Although the film was unwisely promoted as a typical Steve McQueen action vehicle, critical reception was still fairly good, but not enthusiastic. Peckinpah remarked, "I made a film where nobody got shot and nobody went to see it." Stinging from the financial failure of Junior Bonner, but eager to work with Peckinpah again, McQueen presented him Walter Hill's screenplay to The Getaway, which they would film months after completing Junior Bonner. The second collaboration proved to be a financially successful one, as the action film became one of the biggest box-office successes of their careers.
===Critical===
Roger Ebert, writing for the Chicago Sun-Times, gave the film two stars out of four and called it "a flat-out disappointment, despite Peckinpah's track record and his proven ability to elegize the West...the movie simply never comes together and works as a whole. The material is terribly thin."

Gary Arnold of The Washington Post stated that McQueen was given "precious little written character to play or emotion to express", and that the film was "easy to take, yet so insubstantial that there's no compelling reason to see or remember it. The film sort of drifts across the screen and fades from your mind an instant later."

The New York Times Vincent Canby wrote: "Junior Bonner, which looks like a rodeo film and sounds like a rodeo film, is a superior family comedy in disguise."

Arthur D. Murphy of Variety wrote, "The latterday film genre of misunderstood-rodeo-drifter gets one of its best expositions in Junior Bonner, Sam Peckinpah's latest film, which makes another of his occasional shifts away from the bloodbath. Steve McQueen stars handily in the title role, with Robert Preston and Ida Lupino returning to pix in excellent well-turned characterizations as his estranged parents."

Gene Siskel of the Chicago Tribune gave the film three stars out of four, calling it: "A decent picture from a fine director."

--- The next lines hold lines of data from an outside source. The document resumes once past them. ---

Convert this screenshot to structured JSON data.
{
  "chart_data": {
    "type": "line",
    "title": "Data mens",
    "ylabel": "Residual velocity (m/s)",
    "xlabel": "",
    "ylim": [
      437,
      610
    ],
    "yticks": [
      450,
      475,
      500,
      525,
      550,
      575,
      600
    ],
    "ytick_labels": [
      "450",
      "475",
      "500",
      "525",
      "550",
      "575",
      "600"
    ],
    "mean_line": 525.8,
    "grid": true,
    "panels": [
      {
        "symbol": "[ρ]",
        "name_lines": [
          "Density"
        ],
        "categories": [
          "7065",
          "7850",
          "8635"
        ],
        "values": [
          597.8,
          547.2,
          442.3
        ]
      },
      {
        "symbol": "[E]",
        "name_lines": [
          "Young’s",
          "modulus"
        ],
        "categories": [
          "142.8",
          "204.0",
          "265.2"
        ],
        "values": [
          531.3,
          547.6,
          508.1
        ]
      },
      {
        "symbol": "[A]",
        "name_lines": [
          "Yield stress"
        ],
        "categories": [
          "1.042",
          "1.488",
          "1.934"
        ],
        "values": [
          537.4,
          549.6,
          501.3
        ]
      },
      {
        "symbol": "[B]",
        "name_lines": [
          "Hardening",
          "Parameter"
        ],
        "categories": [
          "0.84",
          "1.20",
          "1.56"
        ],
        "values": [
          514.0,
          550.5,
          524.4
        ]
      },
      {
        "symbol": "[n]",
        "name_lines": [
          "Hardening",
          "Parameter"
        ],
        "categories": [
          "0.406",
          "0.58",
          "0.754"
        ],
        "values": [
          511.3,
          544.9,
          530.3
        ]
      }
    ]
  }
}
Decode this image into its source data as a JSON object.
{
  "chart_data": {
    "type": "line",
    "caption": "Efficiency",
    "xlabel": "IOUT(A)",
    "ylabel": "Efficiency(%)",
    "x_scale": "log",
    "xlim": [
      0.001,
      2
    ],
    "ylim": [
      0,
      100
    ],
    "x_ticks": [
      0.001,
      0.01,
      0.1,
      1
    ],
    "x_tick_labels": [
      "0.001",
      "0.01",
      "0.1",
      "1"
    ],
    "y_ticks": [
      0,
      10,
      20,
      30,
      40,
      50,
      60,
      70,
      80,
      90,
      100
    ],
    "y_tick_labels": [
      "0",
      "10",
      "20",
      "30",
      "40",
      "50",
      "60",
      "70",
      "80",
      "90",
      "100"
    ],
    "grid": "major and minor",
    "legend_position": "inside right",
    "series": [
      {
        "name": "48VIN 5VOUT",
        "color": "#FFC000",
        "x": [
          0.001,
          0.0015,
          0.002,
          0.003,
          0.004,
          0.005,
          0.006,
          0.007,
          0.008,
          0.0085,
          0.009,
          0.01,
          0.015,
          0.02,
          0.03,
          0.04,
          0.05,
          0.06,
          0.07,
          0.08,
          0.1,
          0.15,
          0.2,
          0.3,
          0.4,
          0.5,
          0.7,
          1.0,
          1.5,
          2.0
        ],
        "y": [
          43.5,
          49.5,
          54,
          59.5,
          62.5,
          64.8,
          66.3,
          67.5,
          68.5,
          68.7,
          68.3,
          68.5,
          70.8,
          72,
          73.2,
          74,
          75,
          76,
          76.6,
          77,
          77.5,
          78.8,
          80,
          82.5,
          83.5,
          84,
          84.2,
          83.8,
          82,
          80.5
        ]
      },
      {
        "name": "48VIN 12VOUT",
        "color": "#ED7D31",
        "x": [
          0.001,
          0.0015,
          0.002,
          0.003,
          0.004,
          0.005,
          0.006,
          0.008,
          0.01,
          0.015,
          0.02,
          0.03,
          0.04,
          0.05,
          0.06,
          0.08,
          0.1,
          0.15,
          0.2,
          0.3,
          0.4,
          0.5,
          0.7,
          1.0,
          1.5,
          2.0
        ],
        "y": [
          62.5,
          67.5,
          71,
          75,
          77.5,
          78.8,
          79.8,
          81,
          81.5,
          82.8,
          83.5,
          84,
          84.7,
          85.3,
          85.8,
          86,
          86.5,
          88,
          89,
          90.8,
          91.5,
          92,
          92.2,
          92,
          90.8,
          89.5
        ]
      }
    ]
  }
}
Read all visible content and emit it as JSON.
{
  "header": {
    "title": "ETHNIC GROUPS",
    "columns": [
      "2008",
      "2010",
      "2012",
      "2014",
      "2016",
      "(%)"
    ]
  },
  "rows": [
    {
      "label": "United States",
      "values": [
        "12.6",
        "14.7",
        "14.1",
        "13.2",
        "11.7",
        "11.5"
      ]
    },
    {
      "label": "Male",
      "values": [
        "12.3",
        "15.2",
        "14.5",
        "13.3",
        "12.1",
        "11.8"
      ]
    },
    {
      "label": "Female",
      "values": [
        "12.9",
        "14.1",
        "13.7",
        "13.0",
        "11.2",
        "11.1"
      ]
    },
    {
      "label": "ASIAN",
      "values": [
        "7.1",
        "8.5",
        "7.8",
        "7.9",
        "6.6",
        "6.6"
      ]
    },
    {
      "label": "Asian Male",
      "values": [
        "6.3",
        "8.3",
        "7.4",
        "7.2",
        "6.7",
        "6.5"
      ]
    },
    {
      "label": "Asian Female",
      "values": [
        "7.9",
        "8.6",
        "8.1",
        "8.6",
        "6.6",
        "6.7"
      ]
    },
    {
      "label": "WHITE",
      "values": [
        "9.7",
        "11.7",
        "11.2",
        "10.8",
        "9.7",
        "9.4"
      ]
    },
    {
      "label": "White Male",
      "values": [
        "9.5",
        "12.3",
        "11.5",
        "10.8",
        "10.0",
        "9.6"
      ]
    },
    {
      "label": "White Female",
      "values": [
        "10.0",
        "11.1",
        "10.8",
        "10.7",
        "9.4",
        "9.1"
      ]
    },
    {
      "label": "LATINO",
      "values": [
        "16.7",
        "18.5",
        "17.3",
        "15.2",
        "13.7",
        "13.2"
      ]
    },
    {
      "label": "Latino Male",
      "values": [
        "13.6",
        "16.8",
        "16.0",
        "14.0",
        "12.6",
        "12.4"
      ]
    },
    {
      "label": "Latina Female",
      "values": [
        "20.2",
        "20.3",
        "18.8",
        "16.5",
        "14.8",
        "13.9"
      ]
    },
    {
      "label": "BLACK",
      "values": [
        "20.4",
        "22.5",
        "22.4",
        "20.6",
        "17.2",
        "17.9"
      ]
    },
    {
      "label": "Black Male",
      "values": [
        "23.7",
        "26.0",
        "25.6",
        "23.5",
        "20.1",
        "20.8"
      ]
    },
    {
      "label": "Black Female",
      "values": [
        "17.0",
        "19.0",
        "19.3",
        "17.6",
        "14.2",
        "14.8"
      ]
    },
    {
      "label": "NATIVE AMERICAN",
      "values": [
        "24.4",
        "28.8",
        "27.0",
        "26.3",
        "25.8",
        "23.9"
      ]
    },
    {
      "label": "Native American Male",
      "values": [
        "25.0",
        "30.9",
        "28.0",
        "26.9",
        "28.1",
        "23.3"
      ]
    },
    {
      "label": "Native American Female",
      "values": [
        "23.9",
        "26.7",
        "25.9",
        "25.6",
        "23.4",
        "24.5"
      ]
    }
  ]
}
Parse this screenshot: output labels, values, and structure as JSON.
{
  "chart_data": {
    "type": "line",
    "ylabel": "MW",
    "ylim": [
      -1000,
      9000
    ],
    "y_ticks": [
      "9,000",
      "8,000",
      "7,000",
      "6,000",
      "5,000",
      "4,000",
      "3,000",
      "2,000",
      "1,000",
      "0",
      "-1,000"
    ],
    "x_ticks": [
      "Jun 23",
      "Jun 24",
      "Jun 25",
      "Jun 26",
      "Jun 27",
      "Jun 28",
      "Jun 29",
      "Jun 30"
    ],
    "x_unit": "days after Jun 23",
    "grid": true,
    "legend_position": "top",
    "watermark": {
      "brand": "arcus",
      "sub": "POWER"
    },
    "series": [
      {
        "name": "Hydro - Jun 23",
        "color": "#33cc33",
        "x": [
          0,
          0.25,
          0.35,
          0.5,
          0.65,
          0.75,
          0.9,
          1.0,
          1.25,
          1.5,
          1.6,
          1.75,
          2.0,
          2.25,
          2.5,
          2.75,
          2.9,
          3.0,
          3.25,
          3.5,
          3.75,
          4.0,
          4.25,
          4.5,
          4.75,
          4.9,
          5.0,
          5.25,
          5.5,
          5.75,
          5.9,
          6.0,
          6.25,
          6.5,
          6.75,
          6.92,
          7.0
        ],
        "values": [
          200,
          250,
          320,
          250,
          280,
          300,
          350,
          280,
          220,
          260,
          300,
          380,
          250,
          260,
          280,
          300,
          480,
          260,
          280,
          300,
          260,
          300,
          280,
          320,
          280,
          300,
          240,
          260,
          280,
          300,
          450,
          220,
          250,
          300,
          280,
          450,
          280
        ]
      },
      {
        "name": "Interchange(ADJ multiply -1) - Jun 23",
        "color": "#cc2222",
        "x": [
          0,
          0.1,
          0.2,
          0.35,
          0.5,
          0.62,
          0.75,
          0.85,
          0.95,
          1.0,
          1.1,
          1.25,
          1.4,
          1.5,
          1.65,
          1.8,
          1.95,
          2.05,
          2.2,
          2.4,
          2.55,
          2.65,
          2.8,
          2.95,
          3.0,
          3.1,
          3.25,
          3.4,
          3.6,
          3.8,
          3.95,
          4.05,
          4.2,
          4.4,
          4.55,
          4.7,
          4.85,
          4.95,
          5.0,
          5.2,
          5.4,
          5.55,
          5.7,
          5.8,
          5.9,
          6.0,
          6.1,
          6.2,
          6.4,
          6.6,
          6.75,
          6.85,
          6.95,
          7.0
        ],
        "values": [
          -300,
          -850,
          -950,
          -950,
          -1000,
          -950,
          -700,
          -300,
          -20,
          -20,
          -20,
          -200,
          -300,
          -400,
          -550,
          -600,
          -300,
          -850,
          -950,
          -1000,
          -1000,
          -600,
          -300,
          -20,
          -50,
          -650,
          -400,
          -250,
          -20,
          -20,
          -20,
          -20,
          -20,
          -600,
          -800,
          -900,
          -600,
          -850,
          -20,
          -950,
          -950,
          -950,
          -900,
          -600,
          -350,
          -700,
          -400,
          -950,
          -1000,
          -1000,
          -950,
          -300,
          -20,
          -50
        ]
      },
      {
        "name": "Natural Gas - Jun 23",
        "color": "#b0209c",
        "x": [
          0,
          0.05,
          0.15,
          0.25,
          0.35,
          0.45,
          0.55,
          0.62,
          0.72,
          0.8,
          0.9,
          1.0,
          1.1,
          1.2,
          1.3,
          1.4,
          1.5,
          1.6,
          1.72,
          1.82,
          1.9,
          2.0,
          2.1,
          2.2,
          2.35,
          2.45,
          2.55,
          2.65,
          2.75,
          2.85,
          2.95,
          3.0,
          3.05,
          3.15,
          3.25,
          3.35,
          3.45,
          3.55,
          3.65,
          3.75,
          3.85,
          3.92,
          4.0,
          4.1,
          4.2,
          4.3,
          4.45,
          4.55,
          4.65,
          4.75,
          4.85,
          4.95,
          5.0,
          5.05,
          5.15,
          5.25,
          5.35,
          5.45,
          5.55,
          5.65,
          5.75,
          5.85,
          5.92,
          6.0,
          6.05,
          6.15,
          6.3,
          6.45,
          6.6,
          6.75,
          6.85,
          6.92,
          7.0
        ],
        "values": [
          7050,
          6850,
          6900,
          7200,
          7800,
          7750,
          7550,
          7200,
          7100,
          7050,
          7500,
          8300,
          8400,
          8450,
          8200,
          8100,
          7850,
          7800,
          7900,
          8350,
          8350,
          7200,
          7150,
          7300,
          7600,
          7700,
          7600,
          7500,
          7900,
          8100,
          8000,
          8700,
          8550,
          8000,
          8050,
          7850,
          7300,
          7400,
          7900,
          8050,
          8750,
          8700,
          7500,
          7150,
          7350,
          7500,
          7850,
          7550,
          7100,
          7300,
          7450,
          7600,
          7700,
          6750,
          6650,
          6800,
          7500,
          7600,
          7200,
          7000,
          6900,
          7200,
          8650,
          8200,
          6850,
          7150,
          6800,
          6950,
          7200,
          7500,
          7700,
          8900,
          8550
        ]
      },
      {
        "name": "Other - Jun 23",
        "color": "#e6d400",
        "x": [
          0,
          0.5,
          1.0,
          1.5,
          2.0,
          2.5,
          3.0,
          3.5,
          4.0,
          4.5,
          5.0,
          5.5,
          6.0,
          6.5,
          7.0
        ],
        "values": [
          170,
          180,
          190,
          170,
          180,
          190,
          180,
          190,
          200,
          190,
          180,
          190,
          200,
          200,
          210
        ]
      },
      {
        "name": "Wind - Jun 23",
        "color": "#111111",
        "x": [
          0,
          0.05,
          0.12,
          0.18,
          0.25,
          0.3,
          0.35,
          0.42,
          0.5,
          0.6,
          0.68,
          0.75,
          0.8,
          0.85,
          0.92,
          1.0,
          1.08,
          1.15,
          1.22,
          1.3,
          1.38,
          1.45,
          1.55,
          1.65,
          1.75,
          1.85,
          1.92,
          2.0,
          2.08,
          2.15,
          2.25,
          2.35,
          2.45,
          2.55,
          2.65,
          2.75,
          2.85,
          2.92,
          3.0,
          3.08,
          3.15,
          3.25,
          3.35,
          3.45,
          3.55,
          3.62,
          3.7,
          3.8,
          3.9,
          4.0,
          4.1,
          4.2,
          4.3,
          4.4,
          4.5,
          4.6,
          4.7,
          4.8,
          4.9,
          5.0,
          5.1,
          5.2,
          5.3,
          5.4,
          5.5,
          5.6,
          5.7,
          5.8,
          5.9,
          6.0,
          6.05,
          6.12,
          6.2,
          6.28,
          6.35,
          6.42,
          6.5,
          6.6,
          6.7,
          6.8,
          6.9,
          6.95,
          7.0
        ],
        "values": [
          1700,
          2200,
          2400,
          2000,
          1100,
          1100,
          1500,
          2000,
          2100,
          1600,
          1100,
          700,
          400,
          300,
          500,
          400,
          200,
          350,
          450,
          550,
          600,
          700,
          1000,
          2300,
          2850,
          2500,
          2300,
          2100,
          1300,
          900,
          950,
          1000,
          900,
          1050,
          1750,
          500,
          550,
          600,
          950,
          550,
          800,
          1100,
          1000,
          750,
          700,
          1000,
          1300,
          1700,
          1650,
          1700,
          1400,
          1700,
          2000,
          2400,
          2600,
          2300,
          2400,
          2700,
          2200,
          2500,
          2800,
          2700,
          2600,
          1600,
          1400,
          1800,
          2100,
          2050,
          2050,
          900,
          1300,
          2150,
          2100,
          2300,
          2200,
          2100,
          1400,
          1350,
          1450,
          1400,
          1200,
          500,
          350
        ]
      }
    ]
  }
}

Kevin Thomas of the Los Angeles Times wrote: "This lively, affectionate contemporary Western, which stars Steve McQueen in one of his finest performances, is one of the most enjoyable pictures Peckinpah has ever made and surely is his most appealing. What's more, it marks the return to the screen of Robert Preston and Ida Lupino, who also are at their best."

==Home media==
Junior Bonner was released on DVD May 25, 2004, by MGM Home Entertainment as Region 1 widescreen; and May 17, 2005, as part of the boxed set, The Steve McQueen Collection, with Junior Bonner as the fourth movie of a four-disc set. The film was released on Blu-ray by Kino Lorber November 6, 2017.